Cyfrowa szkoła
Szkolna ławka zamieniła się w domowe biurko, a tablica w ekran komputera. Ten rok był szczególnie trudny dla oświaty. Nauczyciele i uczniowie bardzo szybko musieli przestawić się na zdalne nauczanie i odnaleźć się w cyfrowym świecie.

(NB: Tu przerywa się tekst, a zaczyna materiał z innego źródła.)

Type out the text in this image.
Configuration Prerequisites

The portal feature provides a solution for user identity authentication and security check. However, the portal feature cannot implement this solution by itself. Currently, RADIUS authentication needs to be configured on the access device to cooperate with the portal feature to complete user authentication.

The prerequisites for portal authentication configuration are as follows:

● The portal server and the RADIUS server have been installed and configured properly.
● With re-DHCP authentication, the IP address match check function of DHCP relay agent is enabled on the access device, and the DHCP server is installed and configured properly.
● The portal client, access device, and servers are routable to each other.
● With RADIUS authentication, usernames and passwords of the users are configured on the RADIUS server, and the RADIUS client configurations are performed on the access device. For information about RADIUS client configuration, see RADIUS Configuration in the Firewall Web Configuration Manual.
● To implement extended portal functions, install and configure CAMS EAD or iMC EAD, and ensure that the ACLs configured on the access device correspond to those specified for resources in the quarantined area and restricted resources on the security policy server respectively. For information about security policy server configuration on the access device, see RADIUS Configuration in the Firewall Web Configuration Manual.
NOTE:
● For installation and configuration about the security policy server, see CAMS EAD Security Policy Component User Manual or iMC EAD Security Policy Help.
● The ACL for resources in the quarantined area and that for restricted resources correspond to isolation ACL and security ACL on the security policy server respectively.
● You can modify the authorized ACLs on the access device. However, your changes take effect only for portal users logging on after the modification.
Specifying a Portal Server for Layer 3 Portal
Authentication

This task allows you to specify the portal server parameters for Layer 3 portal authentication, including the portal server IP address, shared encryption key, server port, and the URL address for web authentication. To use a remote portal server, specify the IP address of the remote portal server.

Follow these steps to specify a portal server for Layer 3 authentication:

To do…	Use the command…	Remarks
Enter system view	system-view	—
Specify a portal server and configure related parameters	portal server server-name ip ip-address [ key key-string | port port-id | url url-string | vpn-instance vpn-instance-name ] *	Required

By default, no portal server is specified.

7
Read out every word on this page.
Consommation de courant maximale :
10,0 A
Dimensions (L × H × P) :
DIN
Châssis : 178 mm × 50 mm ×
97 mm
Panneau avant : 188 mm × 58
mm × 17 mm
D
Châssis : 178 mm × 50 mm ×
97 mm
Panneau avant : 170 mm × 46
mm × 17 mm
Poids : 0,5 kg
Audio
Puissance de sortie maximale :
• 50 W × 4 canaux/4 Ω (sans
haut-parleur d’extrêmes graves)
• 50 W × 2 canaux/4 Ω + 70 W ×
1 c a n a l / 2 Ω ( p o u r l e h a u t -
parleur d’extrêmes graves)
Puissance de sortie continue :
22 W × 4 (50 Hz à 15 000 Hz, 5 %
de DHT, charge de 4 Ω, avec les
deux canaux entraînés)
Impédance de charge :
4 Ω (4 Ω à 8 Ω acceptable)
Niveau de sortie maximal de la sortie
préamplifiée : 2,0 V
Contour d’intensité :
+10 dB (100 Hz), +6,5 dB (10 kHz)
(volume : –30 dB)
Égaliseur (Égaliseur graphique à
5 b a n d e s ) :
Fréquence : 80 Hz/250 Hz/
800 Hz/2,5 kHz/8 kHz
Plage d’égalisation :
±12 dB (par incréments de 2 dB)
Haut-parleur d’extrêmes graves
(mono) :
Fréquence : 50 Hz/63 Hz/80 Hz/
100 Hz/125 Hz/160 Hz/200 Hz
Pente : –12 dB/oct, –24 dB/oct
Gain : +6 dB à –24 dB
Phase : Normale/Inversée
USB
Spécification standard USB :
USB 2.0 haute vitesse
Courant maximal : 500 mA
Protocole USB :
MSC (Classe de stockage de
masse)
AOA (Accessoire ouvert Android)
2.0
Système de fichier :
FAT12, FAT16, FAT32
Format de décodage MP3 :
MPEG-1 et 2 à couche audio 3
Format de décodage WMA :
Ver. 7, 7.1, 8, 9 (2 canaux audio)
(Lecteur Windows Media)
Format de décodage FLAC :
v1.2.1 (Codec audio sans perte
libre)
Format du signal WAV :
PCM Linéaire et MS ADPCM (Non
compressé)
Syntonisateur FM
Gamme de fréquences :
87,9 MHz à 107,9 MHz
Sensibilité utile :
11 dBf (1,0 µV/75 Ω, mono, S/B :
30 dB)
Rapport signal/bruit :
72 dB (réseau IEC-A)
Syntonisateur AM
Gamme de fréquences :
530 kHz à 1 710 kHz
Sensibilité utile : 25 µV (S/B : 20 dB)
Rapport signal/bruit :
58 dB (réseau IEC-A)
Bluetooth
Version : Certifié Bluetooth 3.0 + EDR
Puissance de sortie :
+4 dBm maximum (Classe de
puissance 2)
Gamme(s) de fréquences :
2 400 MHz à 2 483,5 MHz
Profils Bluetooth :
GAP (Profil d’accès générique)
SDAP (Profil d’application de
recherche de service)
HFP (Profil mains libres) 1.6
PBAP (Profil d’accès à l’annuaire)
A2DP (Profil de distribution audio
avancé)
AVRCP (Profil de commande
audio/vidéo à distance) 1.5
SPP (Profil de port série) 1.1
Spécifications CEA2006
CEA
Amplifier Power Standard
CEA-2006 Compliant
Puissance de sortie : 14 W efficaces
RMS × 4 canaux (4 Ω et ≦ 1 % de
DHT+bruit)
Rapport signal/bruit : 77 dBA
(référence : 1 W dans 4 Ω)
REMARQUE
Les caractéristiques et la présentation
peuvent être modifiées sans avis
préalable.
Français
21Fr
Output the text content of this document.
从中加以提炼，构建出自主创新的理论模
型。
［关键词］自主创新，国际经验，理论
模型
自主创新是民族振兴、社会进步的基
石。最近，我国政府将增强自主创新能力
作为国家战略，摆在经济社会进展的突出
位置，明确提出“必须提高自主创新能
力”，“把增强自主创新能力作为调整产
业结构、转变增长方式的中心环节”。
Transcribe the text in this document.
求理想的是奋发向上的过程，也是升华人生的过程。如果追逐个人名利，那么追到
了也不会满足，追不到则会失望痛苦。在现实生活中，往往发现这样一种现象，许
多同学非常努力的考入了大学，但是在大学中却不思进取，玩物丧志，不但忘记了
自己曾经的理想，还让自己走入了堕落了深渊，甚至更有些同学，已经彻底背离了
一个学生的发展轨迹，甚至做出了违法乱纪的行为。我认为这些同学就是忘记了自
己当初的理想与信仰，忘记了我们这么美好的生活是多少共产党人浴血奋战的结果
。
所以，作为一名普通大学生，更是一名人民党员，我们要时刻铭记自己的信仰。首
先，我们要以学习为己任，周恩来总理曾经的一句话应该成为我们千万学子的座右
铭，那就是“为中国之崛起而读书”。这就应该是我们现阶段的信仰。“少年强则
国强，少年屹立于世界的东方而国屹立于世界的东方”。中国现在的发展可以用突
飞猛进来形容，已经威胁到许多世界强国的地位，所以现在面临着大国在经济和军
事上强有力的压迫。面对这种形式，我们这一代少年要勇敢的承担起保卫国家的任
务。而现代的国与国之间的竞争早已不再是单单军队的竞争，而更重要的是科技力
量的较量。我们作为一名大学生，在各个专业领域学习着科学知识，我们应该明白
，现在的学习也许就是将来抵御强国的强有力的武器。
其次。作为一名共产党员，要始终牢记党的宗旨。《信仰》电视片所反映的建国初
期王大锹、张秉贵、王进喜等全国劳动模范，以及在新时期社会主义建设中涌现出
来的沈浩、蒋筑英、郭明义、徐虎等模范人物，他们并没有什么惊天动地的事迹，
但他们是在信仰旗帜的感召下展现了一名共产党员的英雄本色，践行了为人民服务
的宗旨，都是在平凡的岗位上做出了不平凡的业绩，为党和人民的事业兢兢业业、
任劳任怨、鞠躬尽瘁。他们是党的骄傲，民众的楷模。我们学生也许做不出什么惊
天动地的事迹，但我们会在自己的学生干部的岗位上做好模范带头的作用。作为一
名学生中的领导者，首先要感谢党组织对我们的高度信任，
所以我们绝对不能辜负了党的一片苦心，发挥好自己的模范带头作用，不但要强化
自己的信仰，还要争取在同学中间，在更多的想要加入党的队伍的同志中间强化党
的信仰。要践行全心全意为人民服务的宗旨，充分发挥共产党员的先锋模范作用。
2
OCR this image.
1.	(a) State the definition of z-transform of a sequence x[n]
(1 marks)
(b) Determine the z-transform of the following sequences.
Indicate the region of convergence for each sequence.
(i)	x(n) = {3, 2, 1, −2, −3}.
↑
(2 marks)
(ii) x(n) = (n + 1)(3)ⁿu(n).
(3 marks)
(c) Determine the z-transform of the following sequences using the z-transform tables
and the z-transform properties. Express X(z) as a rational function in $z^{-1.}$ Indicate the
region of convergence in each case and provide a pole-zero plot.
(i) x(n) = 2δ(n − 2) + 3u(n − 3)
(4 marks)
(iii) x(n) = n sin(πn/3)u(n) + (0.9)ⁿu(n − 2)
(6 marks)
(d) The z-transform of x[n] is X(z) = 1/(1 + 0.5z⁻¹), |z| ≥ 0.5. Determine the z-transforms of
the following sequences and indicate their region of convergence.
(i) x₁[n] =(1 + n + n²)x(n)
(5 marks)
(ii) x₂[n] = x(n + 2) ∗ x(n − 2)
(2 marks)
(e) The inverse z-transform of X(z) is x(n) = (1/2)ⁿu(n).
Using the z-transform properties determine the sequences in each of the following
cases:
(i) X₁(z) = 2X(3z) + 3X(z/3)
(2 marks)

Jeszcze rok temu prowadziłam lekcje w sposób tradycyjny, przy tablicy, z kredą, przy białej tablicy z pisakiem. Dzisiaj potrzebuję do tego platformy internetowej, poprzez którą połączę się z uczniami. Potrzebuję komputera, potrzebuję szybkiego łącza internetowego. Lekcje prowadzimy w sposób sprawny, uczniowie są zadowoleni
- mówi Agnieszka Potocka, nauczycielka.
Jednak, żeby lekcje móc poprowadzić w sposób sprawny, wszystko musi przebiegać bez zakłóceń. Trzy lata temu startowała Ogólnopolska Sieć Edukacyjna - program publicznej sieci telekomunikacyjnej, dający szkołom w całej Polsce możliwość podłączenia szybkiego, bezpłatnego i bezpiecznego Internetu. Wówczas zaledwie 10% szkół miało do niego dostęp. Dzięki programowi do końca tego roku, z pomocy skorzystać będzie mogło blisko 19 tysięcy placówek.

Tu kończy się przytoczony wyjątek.